I am a librarian who has been dreaming of running away to a remote island for over a decade. Part of the dream involves becoming a wildly (or even moderately) successful writer or artist, so I am able to spend my days pottering around my garden, or in my studio, or down the Co-op chatting to the old folks.
This is the hitch. If I’m a writer, I don’t know it yet. And an artist? Hilarious!
But the idea of it keeps nipping away. And every day I get a little bit older…
A few months ago, amid planning for Christmas holidays in Thailand, I stumbled across Elephant Poo Poo Paper Park.
So now, I am a librarian who is writing a research proposal and learning how to make paper by hand. And it is thrilling.
This blog is going to check in on my progress from time to time. And in the tough times, when it seems impossible, it is going to nip at my heels to keep moving.
P.S. I totally started a whole other blog and posted this over there, then changed my mind and dragged it bag here…hopeless!
“Without the opportunity to learn through the hands, the world remains abstract and distant, and the passions for learning will not be engaged.” An article that eloquently describes the thoughts I am having about career, future and life.
When I think of moving to Scotland, I think of chickens and ducks and goats, of learning about how to survive life on a croft, of living in the wild places. My Dad went through a similar ‘tree-change’ in his 30s, so perhaps it is my destiny. His choices gave me all the best memories of my childhood – caravanning around Australia, camping on the side of roads and in dry creek beds, running a piggery, and a small farm, so this adds the rose-tint to my visions. Ultimately it all ended in tragedy for my Dad, but that is a thought for another day.

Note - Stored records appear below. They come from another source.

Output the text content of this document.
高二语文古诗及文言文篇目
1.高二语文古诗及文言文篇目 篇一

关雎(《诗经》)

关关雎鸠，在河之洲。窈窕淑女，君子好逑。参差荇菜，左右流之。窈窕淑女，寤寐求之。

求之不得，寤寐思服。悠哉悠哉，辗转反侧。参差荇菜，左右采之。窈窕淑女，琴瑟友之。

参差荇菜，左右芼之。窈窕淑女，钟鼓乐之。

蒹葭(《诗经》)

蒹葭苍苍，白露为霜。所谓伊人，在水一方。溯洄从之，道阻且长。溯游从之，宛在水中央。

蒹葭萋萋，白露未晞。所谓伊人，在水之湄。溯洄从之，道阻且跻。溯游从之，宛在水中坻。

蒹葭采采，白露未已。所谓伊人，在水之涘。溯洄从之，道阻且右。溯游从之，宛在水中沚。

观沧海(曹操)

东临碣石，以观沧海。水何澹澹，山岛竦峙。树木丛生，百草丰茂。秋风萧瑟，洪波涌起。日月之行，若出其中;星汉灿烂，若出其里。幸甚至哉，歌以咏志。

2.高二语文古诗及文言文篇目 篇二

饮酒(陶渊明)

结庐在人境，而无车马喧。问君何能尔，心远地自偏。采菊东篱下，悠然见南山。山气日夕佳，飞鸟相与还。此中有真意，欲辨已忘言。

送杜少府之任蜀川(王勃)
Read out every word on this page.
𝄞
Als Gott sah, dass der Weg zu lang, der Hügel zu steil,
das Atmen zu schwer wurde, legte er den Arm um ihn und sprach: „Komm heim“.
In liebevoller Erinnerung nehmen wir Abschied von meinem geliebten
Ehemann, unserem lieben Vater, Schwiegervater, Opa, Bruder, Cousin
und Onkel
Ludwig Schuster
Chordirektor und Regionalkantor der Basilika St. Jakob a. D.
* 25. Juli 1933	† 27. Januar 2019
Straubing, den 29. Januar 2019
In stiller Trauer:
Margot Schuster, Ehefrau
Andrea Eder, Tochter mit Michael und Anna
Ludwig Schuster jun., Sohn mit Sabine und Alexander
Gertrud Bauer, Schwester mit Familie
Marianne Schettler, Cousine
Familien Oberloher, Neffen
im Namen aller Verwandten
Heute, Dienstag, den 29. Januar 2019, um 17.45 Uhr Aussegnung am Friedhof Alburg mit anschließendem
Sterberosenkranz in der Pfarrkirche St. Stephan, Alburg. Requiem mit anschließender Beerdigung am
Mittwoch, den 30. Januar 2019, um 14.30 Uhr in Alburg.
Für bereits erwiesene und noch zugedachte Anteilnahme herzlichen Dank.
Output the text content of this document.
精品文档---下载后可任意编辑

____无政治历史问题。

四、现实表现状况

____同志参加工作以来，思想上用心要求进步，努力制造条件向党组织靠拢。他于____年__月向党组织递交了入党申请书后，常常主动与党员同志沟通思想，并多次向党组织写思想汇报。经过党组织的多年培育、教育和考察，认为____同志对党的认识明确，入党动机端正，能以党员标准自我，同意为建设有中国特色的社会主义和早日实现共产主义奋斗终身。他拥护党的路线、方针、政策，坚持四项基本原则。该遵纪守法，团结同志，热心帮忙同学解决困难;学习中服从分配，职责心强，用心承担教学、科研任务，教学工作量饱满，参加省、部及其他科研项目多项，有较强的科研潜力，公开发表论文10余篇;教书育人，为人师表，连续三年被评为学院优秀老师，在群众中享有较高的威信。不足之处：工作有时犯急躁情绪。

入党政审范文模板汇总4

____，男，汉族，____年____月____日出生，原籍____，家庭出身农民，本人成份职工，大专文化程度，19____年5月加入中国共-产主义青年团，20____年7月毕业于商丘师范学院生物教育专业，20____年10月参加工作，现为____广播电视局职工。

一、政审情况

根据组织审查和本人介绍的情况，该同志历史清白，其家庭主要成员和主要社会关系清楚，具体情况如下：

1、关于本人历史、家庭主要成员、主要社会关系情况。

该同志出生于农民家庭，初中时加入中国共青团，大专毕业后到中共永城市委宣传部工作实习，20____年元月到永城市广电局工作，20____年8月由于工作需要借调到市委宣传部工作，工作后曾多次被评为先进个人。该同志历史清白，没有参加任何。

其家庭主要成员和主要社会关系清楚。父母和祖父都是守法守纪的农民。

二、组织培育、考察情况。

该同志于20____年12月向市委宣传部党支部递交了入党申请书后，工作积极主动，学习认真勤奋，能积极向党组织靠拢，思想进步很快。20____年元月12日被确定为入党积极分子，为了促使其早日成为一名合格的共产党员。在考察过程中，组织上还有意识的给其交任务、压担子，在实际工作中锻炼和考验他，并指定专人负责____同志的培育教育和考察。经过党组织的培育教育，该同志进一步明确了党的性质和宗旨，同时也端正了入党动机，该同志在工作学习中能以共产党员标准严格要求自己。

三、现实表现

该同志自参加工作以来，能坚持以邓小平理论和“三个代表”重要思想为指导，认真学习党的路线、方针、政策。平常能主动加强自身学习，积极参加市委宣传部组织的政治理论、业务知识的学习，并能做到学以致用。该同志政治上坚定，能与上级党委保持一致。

If nothing else, my two years in this job have proven I wilt, not thrive in the school environment. I feel I have not been myself here, have fired on only half my cylinders. Some of that can be blamed on other factors, sure, but I know now that I am more motivated and effective in a community role, but even there I am frustrated by bureaucracy and envious of those private enterprise folk.
As Crawford writes, “good job requires a field of action where you can out your best capacities to work and see an effect on the world”
Still. So quiet my ears ache. After a year living in China, where it’s always construction time, and where any time of day or night you look out the window you will see people, and a month travelling from one side of the world to the other…it’s unnerving to be sitting in silence. My ears ache.
Perhaps I am getting old, or perhaps it’s just Skye (which seems to lend itself to cliches), but I feel the stillness allowing everything to catch up with me in the swirl and eddy.
Soooo, that went well! Just too many things going on that are work related and making me angry…so I don’t trust myself to blog, considering They found my blog a while back and provably flagged it. Am thinking of a #blog365 idea though. On July 13th it will be 23 years since we lost my dad. Well, we didn’t actually lose him. We buried him, and the world turned inside out. He was only 35. We almost shared a birthday (2 days apart), so for me, and probably the rest of my family, it is a little eerie to think that next year, on July 13th, I will be almost exactly the same age he was when we lost him. So lately I’ve been thinking a lot about what I’d do if I knew I had only 1 more year to live. Would I stay in a job which pays well but bores me? Once I was considered a leader and now I am now lucky if managers or other staff even remember I work here – if this was my last year, would I stay? Would I care about the expat fishbowl or what the bitchy self-serving colleague says behind my back to get ahead? Would I stay in a country that horrifies me with their consumption and lack of care for fellow humans?